If `sin^(2)x` - (m - 3)sin x + m=0 "has real roots then which of the following is/are correct"

To solve the equation \( \sin^2 x - (m - 3) \sin x + m = 0 \) for real roots, we can follow these steps: ### Step 1: Substitute \( \sin x \) with \( t \) Let \( t = \sin x \). The equation becomes: \[ t^2 - (m - 3)t + m = 0 \] ### Step 2: Identify coefficients In this quadratic equation, we have: - \( a = 1 \) - \( b = -(m - 3) \) - \( c = m \) ### Step 3: Apply the discriminant condition For the quadratic equation to have real roots, the discriminant \( D \) must be non-negative: \[ D = b^2 - 4ac \geq 0 \] Substituting the values of \( a \), \( b \), and \( c \): \[ D = (-(m - 3))^2 - 4 \cdot 1 \cdot m \geq 0 \] This simplifies to: \[ (m - 3)^2 - 4m \geq 0 \] ### Step 4: Expand and simplify the inequality Expanding \( (m - 3)^2 \): \[ m^2 - 6m + 9 - 4m \geq 0 \] Combining like terms: \[ m^2 - 10m + 9 \geq 0 \] ### Step 5: Factor the quadratic inequality Now we need to factor \( m^2 - 10m + 9 \): \[ (m - 1)(m - 9) \geq 0 \] ### Step 6: Determine the intervals To solve the inequality \( (m - 1)(m - 9) \geq 0 \), we find the critical points where the expression equals zero: - \( m = 1 \) - \( m = 9 \) The sign of the product changes at these points.

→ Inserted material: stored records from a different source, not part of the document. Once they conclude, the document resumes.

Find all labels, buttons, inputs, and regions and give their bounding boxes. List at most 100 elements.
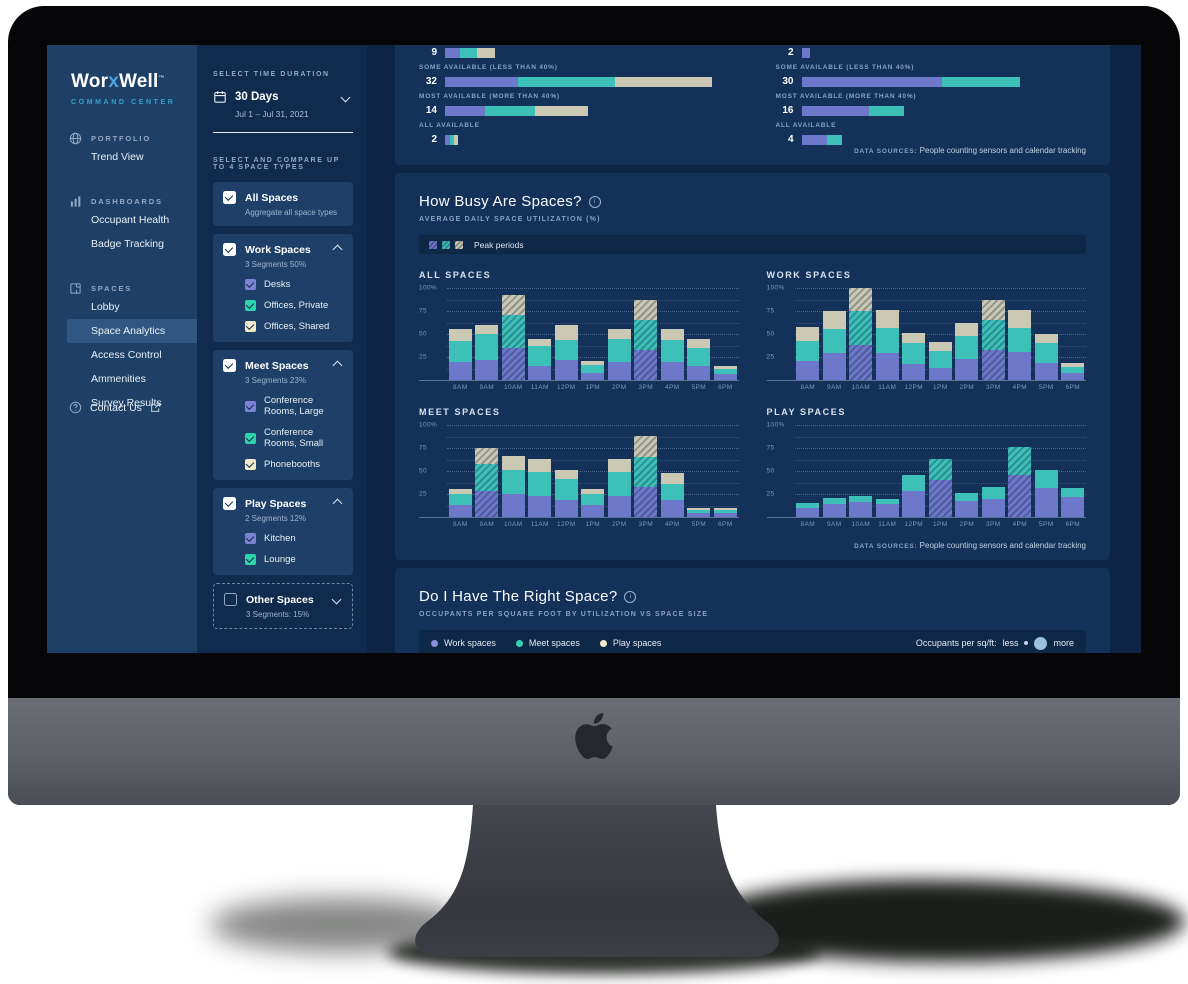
x-axis-label: 12PM	[556, 521, 576, 528]
checkbox-purple[interactable]	[245, 533, 256, 544]
bar-segment-purple	[796, 507, 820, 517]
stacked-bar	[875, 310, 899, 380]
stacked-bar	[475, 324, 499, 380]
checkbox-checked[interactable]	[223, 497, 236, 510]
sidebar-item-ammenities[interactable]: Ammenities	[91, 373, 146, 385]
segment-conference-rooms-large[interactable]: Conference Rooms, Large	[245, 395, 343, 417]
info-icon[interactable]: i	[588, 195, 601, 208]
sidebar-item-survey-results[interactable]: Survey Results	[91, 397, 162, 409]
stacked-bar	[796, 326, 820, 380]
chart-all-spaces: ALL SPACES 100% 75 50 25 8AM 9AM 10AM 11AM 12PM…	[419, 270, 739, 391]
peak-swatch-teal	[442, 240, 450, 249]
bar-segment-teal	[448, 494, 472, 505]
availability-group: 9 SOME AVAILABLE (LESS THAN 40%) 32	[419, 45, 730, 151]
nav-section-header: DASHBOARDS	[47, 195, 197, 208]
bar-segment-teal	[460, 47, 477, 58]
chart-slot-12pm	[553, 470, 580, 517]
chart-slot-2pm	[954, 322, 981, 380]
segment-offices-private[interactable]: Offices, Private	[245, 300, 343, 311]
space-type-card-work-spaces[interactable]: Work Spaces 3 Segments 50% Desks Offices…	[213, 234, 353, 342]
chevron-down-icon[interactable]	[331, 594, 342, 605]
info-icon[interactable]: i	[624, 590, 637, 603]
stacked-bar	[687, 507, 711, 517]
space-type-label: Play Spaces	[245, 497, 307, 510]
checkbox-teal[interactable]	[245, 300, 256, 311]
stacked-bar	[713, 366, 737, 380]
nav-section-label: SPACES	[91, 284, 133, 293]
checkbox-purple[interactable]	[245, 400, 256, 412]
space-type-card-all-spaces[interactable]: All Spaces Aggregate all space types	[213, 182, 353, 226]
space-type-card-meet-spaces[interactable]: Meet Spaces 3 Segments 23% Conference Ro…	[213, 350, 353, 480]
bar-segment-tan	[581, 360, 605, 366]
sidebar-item-badge-tracking[interactable]: Badge Tracking	[91, 238, 164, 250]
contact-us-link[interactable]: Contact Us	[69, 401, 161, 414]
sidebar-item-trend-view[interactable]: Trend View	[91, 151, 144, 163]
y-axis-tick: 75	[419, 307, 428, 315]
availability-bar	[445, 134, 458, 145]
y-axis-tick: 25	[766, 353, 775, 361]
chart-title: MEET SPACES	[419, 407, 501, 417]
segment-lounge[interactable]: Lounge	[245, 554, 343, 565]
availability-row: ALL AVAILABLE 4	[776, 122, 1087, 145]
checkbox-unchecked[interactable]	[224, 593, 237, 606]
y-axis-tick: 75	[766, 444, 775, 452]
availability-count: 9	[431, 47, 437, 58]
chevron-down-icon[interactable]	[340, 92, 351, 102]
checkbox-teal[interactable]	[245, 554, 256, 565]
bar-segment-tan	[634, 300, 658, 321]
checkbox-purple[interactable]	[245, 279, 256, 290]
bar-segment-teal	[475, 463, 499, 492]
sidebar-item-occupant-health[interactable]: Occupant Health	[91, 214, 170, 226]
segment-desks[interactable]: Desks	[245, 279, 343, 290]
x-axis-label: 2PM	[611, 521, 627, 528]
space-type-card-other-spaces[interactable]: Other Spaces 3 Segments: 15%	[213, 583, 353, 629]
sidebar-item-lobby[interactable]: Lobby	[91, 301, 120, 313]
bar-segment-tan	[554, 324, 578, 340]
chevron-up-icon[interactable]	[332, 498, 343, 509]
data-sources-value: People counting sensors and calendar tra…	[919, 541, 1086, 550]
bar-segment-teal	[941, 76, 1020, 87]
checkbox-checked[interactable]	[223, 359, 236, 372]
duration-selector[interactable]: 30 Days	[213, 90, 353, 104]
sidebar-item-access-control[interactable]: Access Control	[91, 349, 162, 361]
stacked-bar	[875, 498, 899, 517]
bar-segment-tan	[615, 76, 712, 87]
availability-row-label: ALL AVAILABLE	[775, 122, 837, 129]
checkbox-teal[interactable]	[245, 432, 256, 444]
stacked-bar	[1034, 334, 1058, 380]
bar-segment-purple	[554, 359, 578, 380]
chart-slot-10am	[500, 294, 527, 381]
bar-segment-purple	[902, 364, 926, 380]
question-circle-icon	[69, 401, 82, 414]
stacked-bar	[981, 300, 1005, 381]
chart-slot-2pm	[606, 329, 633, 380]
checkbox-checked[interactable]	[223, 191, 236, 204]
segment-phonebooths[interactable]: Phonebooths	[245, 459, 343, 470]
bar-segment-purple	[796, 360, 820, 380]
checkbox-cream[interactable]	[245, 321, 256, 332]
stacked-bar	[928, 342, 952, 380]
x-axis-label: 3PM	[638, 384, 654, 391]
space-type-meta: 3 Segments: 15%	[246, 610, 310, 619]
chart-work-spaces: WORK SPACES 100% 75 50 25 8AM 9AM 10AM 11AM 12P…	[766, 270, 1086, 391]
space-type-card-play-spaces[interactable]: Play Spaces 2 Segments 12% Kitchen Loung…	[213, 488, 353, 575]
sidebar-item-space-analytics[interactable]: Space Analytics	[67, 319, 197, 343]
segment-kitchen[interactable]: Kitchen	[245, 533, 343, 544]
availability-row-label: SOME AVAILABLE (LESS THAN 40%)	[775, 64, 915, 71]
chevron-up-icon[interactable]	[332, 360, 343, 371]
bar-segment-purple	[981, 498, 1005, 517]
segment-offices-shared[interactable]: Offices, Shared	[245, 321, 343, 332]
chevron-up-icon[interactable]	[332, 244, 343, 255]
bar-segment-teal	[849, 311, 873, 345]
bar-segment-purple	[501, 347, 525, 381]
bar-segment-teal	[475, 334, 499, 360]
segment-conference-rooms-small[interactable]: Conference Rooms, Small	[245, 427, 343, 449]
bar-chart-icon	[69, 195, 82, 208]
chart-slot-1pm	[927, 459, 954, 517]
nav-sections: PORTFOLIO Trend View DASHBOARDS Occupant…	[47, 132, 197, 415]
right-space-legend: Work spaces Meet spaces Play spaces Occu…	[419, 630, 1086, 653]
checkbox-checked[interactable]	[223, 243, 236, 256]
checkbox-cream[interactable]	[245, 459, 256, 470]
chart-slot-2pm	[954, 493, 981, 517]
bar-segment-teal	[981, 486, 1005, 499]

We test intervals: 1. \( m < 1 \): Both factors are negative, so the product is positive. 2. \( 1 < m < 9 \): One factor is negative and the other is positive, so the product is negative. 3. \( m > 9 \): Both factors are positive, so the product is positive. Thus, the solution to the inequality is: \[ m \leq 1 \quad \text{or} \quad m \geq 9 \] ### Step 7: Conclusion The values of \( m \) for which the original equation has real roots are: \[ m \in (-\infty, 1] \cup [9, \infty) \]